Chauvin Moved to Arizona Federal Prison in George Floyd Murder

Derek Chauvin was transferred from a Minnesota state prison, where he used to be held in solitary confinement, to a medium-security federal prison in Arizona, where the former police officer convicted of the murder of George Floyd can be held under less restrictive conditions.

Chauvin was taken Wednesday from a maximum-security prison in a Minneapolis suburb, where he used to spend most of his day in a 10-by-10-foot cell, to the Federal Correctional Institution in Tucson, according to the Bureau of Prisons.

The Tucson facility houses 266 male and female inmates as part of a larger complex that includes a high-security penitentiary and a minimum-security satellite camp.

Bureau of Prisons spokeswoman Randilee Giamussoau declined to detail the circumstances of Chauvin’s confinement, citing privacy, security and safety concerns.

Experts have previously said that Chauvin would likely be safer in the federal system. He normally houses less violent inmates, and he would be less likely to mingle with inmates he arrested or investigated as a Minneapolis police officer.
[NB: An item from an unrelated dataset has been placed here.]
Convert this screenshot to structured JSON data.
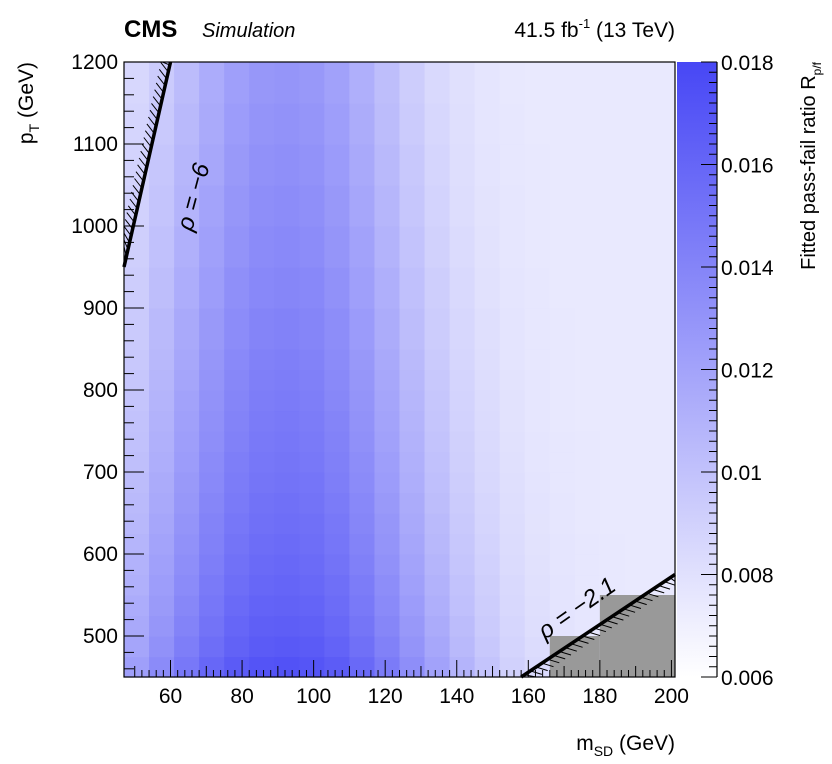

“It’s dangerous to be a police officer in any prison,” former US Attorney Tom Heffelfinger said after Chauvin was sentenced last month. “It’s even more dangerous in the state prison because of the nature of the prison population. There are gangs, for example. And the cops just don’t get along there. Those risks are reduced in a federal prison.”

Chauvin was convicted last month in US District Court in St. Paul to 21 years on federal civil rights charges after pleading guilty in a plea deal with prosecutors. He was already serving 22 and a half years for his state court conviction for manslaughter and manslaughter; a condition of the agreement provided for the sentences to be served concurrently and in federal prison.

Chauvin, who is white, killed Floyd by pinning the unarmed black man to the sidewalk with his knee for 9.5 minutes, while video of a bystander captured Floyd struggling to breathe and screaming for help. Floyd was suspected of swiping a counterfeit bill at a nearby supermarket.

Floyd’s death on May 25, 2020 set off a storm of protests across the world and refocused attention on police brutality and racism.

US District Judge Paul Magnuson suggested in sentencing Chauvin that he be placed near family members who live between Iowa and Minnesota. But federal authorities are not bound by court requests.

The Tucson Prison Inmate Guidance Manual says inmates are responsible for sweeping and mopping the floors of their cells and removing trash, among other tasks. The prison offers leisure programs that include “organized and informal games, sports, physical conditioning, board games, crafts, music programs, intramural activities, social and cultural organizations and films”.

Last month, Magnuson also sentenced former Minneapolis police officer J. Alexander Kueng to three years in prison and former officer Tou Thao to three and a half years on criminal civil rights charges related to Floyd’s murder. They intend to appeal their sentences. In early July, former officer Thomas Lane was sentenced to 2 ½ years. He was ordered to report to a low-security federal prison camp in Colorado later this month.

The three former officers were tried at the same time as three men were in court in Georgia, facing federal hate crimes charges for the murder of Ahmaud Arbery, who was black. They ended up being condemned.

Two of the men agreed to plead guilty in the case in exchange for serving their sentences in federal prison, saying they feared for their safety in state prison. The judge rejected the settlement in part because Arbery’s family strongly opposed it.